Isinbayeva failure was just as surprising. She was attempting to clear 4.92m, which would have added a centimetre to the world record she set six days earlier in Donetsk, but she failed three times in her attempt for a 20th record.
"I'm not disappointed that I didn't get the record," Isinbayeva said, looking disappointed. "I am very tired."
Isinbayeva was late arriving in Birmingham, having missed a connection in Frankfurt en route from Moscow. "I'm just happy I won because 4.79m is still a great result."
Her victory came on count-back ahead of Anna Rogowska, who quickly regained the Polish record she lost to Monika Pyrek in Donetsk.
"It's getting more and more difficult to get every time," Isinbayeva said.
"I will just have to go bit by bit and maybe soon I will have big jumps indoors as well as outdoors."
Tirunesh Dibaba, the winner of the world 5000m and 10000m gold medals last August, also failed in her attempt to break the 3000m record, which had been lowered 24 hours earlier by Liliya Shobukhova.
The Russian ran a sensational 8:27.86 at her national championships in Moscow, and Dibaba managed only 8:41.22 after running solo for much of the race.
Jason Gardener, of Great Britain, endured just as much of a surprise, losing to Freddy Mayola, of Cuba.

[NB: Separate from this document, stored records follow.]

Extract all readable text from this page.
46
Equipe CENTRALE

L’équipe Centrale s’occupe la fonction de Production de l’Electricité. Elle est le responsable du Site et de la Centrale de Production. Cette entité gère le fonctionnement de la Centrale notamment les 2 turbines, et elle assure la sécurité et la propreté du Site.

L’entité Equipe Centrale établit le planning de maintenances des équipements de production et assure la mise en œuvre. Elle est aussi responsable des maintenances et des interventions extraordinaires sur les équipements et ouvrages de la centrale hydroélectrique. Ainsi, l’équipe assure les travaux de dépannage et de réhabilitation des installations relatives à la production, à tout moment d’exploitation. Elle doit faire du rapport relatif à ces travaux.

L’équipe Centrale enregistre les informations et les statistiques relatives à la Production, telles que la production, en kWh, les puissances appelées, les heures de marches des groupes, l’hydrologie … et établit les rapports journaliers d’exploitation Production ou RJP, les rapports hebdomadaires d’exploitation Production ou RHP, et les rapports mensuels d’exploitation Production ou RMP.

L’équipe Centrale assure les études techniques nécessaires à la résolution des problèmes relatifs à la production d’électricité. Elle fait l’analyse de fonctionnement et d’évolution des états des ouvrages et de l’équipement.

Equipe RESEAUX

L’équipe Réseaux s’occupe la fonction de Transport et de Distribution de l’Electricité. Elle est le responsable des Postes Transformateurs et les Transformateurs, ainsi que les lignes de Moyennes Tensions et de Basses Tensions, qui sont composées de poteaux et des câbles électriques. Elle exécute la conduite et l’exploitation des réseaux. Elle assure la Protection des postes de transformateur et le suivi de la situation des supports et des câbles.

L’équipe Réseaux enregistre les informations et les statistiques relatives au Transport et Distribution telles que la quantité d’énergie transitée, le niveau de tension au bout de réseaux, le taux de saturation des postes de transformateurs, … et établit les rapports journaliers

Mayola's time of 6.55secs was two-hundredths of a second faster than Gardener, who finished with 6.57.
Mayola's mark equalled the world-leading performance for the year which Gardener set last month in Karlsruhe, and bodes well for his world championship ambitions.
"That's the way it goes," he said. "Freddy got a blinding start. I am pleased with my run but disappointed to finish second. I have been preparing for the 100m [in the Commonwealth Games] so it's good to be running so well at 60m."